Step 5: Narrow the field. Evaluate all responses to your RFI, looking for possible improvements to your system that were voluntarily offered by the respondents. Narrow your "short list" down to the two or three best responses received. Make sure that key stakeholders have a chance to evaluate the results as well. There may be response information that they would place a higher emphasis on than you did. Communicate openly and honestly with the suppliers that do not make your short list. Make sure they understand (without revealing proprietary information from their competitors) why they are not being considered in future stages. Educate them on the areas they may want to consider enhancing so that they will be more competitive in the next bid opportunity. This will hopefully leave the supplier with information that can lead to increased competition in the future.

Step 6: Issue the RFP/RFQ. Incorporate any newly learned best practices and suggestions that were well received by your key stakeholders into your new Scope of Work. Make sure that all suppliers invited understand that their response is to be their "Best and Final" offer (this will ensure the lead-time to complete the bidding process is shortened).

Step 7: Summarize the information. In the first six steps, you have gathered a number of pieces of key data needed to establish your sourcing direction. You now need to sort out that information, using your benchmarking and data analysis skills, to determine what the best practices are for that commodity. The results then need to be assembled, using your proposal writing skills, into a clear and concise plan of attack for that commodity group. This includes preferred supplier selection, order process, payment process, and all other components that support the commodity involved.

Step 8: Create Supplier Management Plan. Now you're ready to attack the commodities you have selected. First, obtain key stakeholder buy-in to your proposal. This should not be difficult, as you have kept them involved from the start of the process. Next, negotiate and obtain key supplier buy-in. Make sure that you can reach an agreement that both sides agree is a win/win solution. Create key documentation. Establish any required contracts, update existing policy and procedures and create any possible internal communications you need to make sure all parties understand the changes. Make sure your supply base agrees to all appropriate written documentation to ensure the relationship will be positive moving forward. Develop key systems integration. Make sure that all required automation (e-procurement system, Corporate Purchasing Card mechanisms, etc.) are in place and ready to be used.

Step 6: Implement and Monitor. Execute your plan as proposed. Using the metrics you developed during steps 2, 5 and 7, check to see if desired results are being realized. Is your commodity spend being channeled to the preferred suppliers you have selected? Are orders being processed in a quick and timely manner? Is payment being handled easily? Adjust your plan as needed. If you find out that certain options you thought were good did not produce the results you wanted, change or eliminate them. If you find that your metrics are not properly reflecting the success of the program, work with your preferred supplier to establish new, more accurate metrics. Restart the cycle from the beginning. Establish a new "wave" of commodities to be reviewed for potential changes.

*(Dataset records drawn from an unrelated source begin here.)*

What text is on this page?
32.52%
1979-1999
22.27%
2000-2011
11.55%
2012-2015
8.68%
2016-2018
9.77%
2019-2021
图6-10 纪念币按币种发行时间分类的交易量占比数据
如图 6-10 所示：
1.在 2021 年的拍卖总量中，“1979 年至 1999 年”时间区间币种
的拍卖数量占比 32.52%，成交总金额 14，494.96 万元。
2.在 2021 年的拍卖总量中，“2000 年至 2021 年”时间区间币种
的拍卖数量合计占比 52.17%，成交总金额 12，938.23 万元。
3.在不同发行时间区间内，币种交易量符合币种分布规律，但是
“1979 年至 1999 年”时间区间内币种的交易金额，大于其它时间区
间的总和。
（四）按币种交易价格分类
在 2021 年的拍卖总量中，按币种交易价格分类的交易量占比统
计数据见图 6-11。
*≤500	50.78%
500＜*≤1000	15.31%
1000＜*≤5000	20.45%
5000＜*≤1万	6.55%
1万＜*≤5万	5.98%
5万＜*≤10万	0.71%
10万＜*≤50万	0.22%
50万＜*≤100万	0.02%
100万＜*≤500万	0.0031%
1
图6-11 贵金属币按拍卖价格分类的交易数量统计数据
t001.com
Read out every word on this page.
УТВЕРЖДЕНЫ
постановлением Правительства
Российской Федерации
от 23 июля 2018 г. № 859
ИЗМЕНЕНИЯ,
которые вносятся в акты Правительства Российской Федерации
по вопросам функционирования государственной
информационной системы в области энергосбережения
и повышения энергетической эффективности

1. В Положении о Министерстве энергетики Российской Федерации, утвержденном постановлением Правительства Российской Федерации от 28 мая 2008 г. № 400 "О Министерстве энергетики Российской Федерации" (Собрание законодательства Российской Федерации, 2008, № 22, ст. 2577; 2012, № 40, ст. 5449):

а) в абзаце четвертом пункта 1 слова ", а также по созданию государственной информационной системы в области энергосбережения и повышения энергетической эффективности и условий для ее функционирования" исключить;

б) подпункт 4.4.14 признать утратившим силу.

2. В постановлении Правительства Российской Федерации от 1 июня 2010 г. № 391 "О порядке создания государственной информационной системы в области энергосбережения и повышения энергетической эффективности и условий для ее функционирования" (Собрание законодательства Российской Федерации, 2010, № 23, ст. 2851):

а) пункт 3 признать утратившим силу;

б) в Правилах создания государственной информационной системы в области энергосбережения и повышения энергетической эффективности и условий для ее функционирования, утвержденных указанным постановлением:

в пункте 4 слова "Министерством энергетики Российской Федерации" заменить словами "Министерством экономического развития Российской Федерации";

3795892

Summary. The Strategic Sourcing process will not necessarily work for all commodities. You will find some that will not make it past the Feasibility stage, as they are already being sourced in the best manner possible (or the company culture is not ready to embrace the change). But for a large number of high profile, high spend areas, the process will yield better results. The key is to attack your spend by commodity, ensure that all key stakeholders agree to the sourcing process and the results, and to effectively measure the results for further enhancement and improvement. You need your daily allowance of savings, efficiency and satisfied customers and suppliers...got Strategy?